Die Interne Revision der Spitalsverwaltung hat sich den Esoterik-Skandal im Wiener KH Nord angesehen - und nun alle Vorwürfe bestätigt, auch die Justiz beginnt mit Ermittlungen. Unter Tatverdacht: mehrere Mitarbeiter des Krankenanstaltenverbunds (KAV), die den Auftrag mit abgesegnet hatten, sowie die Präsidentin des Obersten Sanitätsrats.

Planungschaos, Vertuschungsversuche und nicht zuletzt der Hokuspokus-Skandal im KH Nord hatten zuletzt für allerlei Aufregung gesorgt. So soll die Präsidentin des Obersten Sanitätsrats der Republik und KH-Nord-Beraterin Sylvia Schwarz - wie berichtet - die Idee für das Anheuern eines Energetikers gehabt haben. Darauf folgte prompt ein Auftrag an den „Bewusstseins-Forscher“ Christoph F., der einen „Energie-Schutzring“ um die 1,4 Milliarden Euro teure Spitals-Baustelle gelegt haben will.
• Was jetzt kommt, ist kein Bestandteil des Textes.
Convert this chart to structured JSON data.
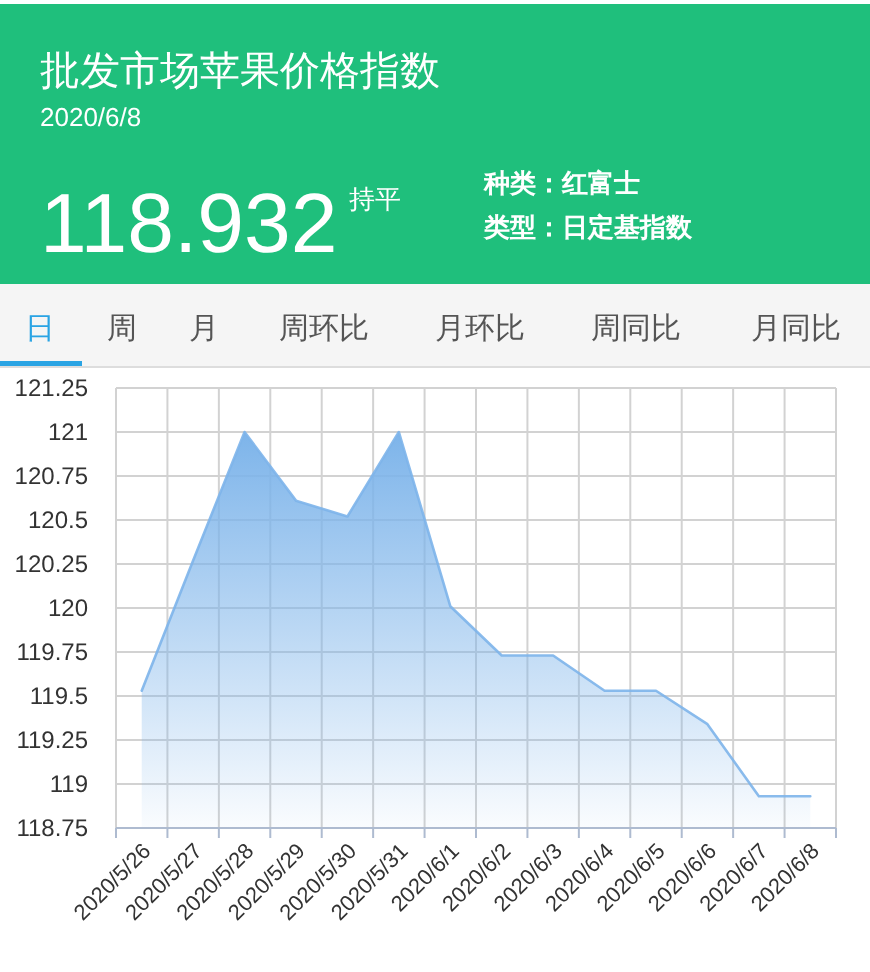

Verlegung eines Schutzrings
Weitere Leistung: „Anhebung der Schwingung des Grundstücks auf das höchstmögliche Niveau“, dazu eine „Einbettung des Gebäudes in den natürlichen Umgebungsplan von Mutter Erde“ und eine „Verlegung eines Schutzrings, der verhindert, dass negative Energien des Umfelds Einfluss auf das Haus und die Menschen nehmen“. In einem dünnen Leistungsprotokoll hatte der „Bewusstseins-Forscher“ Christoph F. seine drei Monate dauernde Tätigkeit im Krankenhaus Nord in Wien-Floridsdorf beschrieben. In der Einleitung dieses Papiers hatte der Coach (nicht wirklich überraschend) zudem festgestellt: „Uns ist aufgefallen, dass die Voraussetzungen, unter denen das Projekt hier gestartet wurde, alles andere als optimal waren.“

(Bild: Martin A. Jöchl, krone.at-Grafik)

95.000 Euro „Reinigungskosten“
Die Analyse und „energetische Reinigung des Grundstücks“ ließ er sich danach 95.000 Euro kosten. Die Vergabe des Auftrags lief dabei ohne Ausschreibung ab: Aufträge bis zu einem Wert von 100.000 Euro können nämlich freihändig von der Projektleitung des KH Nord vergeben werden.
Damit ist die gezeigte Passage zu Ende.